By Devin Watkins

Pope Francis held an audience on Saturday with members of the Spanish World Heritage Cities Group, which was set up in 1993 to defend their cities’ historic and cultural heritage.

Welcoming the representatives of various Spanish cities to Vatican City State, the Pope said the world’s smallest state preserves a rich heritage, as does the cities of which they serve as guardians.

In his prepared remarks, he noted that humanity’s desire to protect its cultural heritage should encompass both the artistic-cultural field and the “integrity of the person who receives this legacy and of the peoples who have transmitted it to us.”

“Historical situations – with their lights and shadows,” he said, “speak to us of real men and women, of genuine feelings, which should be lessons of life for us, rather than of pieces in a museum.”

Learning lessons of the past

Pope Francis prayed that God might help the guardians of the cultural heritage of Spain’s cities transmit their beauty and the “faith, hope, and charity of your people.”

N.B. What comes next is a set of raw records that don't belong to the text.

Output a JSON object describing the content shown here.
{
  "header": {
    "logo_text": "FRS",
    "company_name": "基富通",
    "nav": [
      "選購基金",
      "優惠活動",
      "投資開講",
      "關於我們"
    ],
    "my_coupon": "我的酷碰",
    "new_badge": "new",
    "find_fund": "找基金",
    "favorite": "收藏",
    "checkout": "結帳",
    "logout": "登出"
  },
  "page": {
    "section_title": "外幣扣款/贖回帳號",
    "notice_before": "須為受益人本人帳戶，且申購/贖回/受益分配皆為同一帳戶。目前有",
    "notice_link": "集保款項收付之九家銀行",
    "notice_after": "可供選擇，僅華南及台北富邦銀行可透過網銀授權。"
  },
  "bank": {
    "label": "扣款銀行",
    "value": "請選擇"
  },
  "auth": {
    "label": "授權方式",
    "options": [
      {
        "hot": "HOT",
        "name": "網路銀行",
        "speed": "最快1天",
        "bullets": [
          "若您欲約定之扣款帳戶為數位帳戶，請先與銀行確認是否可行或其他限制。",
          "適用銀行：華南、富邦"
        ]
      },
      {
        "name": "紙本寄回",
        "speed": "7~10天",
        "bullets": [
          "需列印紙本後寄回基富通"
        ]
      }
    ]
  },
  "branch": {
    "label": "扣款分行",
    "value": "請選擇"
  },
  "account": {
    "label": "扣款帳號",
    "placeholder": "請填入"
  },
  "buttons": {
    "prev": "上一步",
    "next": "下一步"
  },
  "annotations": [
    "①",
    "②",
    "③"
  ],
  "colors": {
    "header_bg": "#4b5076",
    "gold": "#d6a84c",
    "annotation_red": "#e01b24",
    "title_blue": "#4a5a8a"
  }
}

“It is the sufferings and aspirations of the people who over time have built their cities, the mixing of cultures and civilizations that have followed one another in them, and naturally their faith in God, that make their hearts beat with passion,” he said.

Cities and their cultural monuments invite residents and visitors alike to reflect on the strength and prudence of those who built them.

“May they feel challenged by the lesson of justice and temperance that each historical situation encompasses,” he said.

Striving toward the future

Instead of leaving the past locked in a museum, the heritage of cities should help people today to build a better future.

“We will thus speak of peoples, of persons, of a history that is not merely contemplated, but realized, with one eye on the past and the other on the future, to always have our hands in the present that questions us every day.”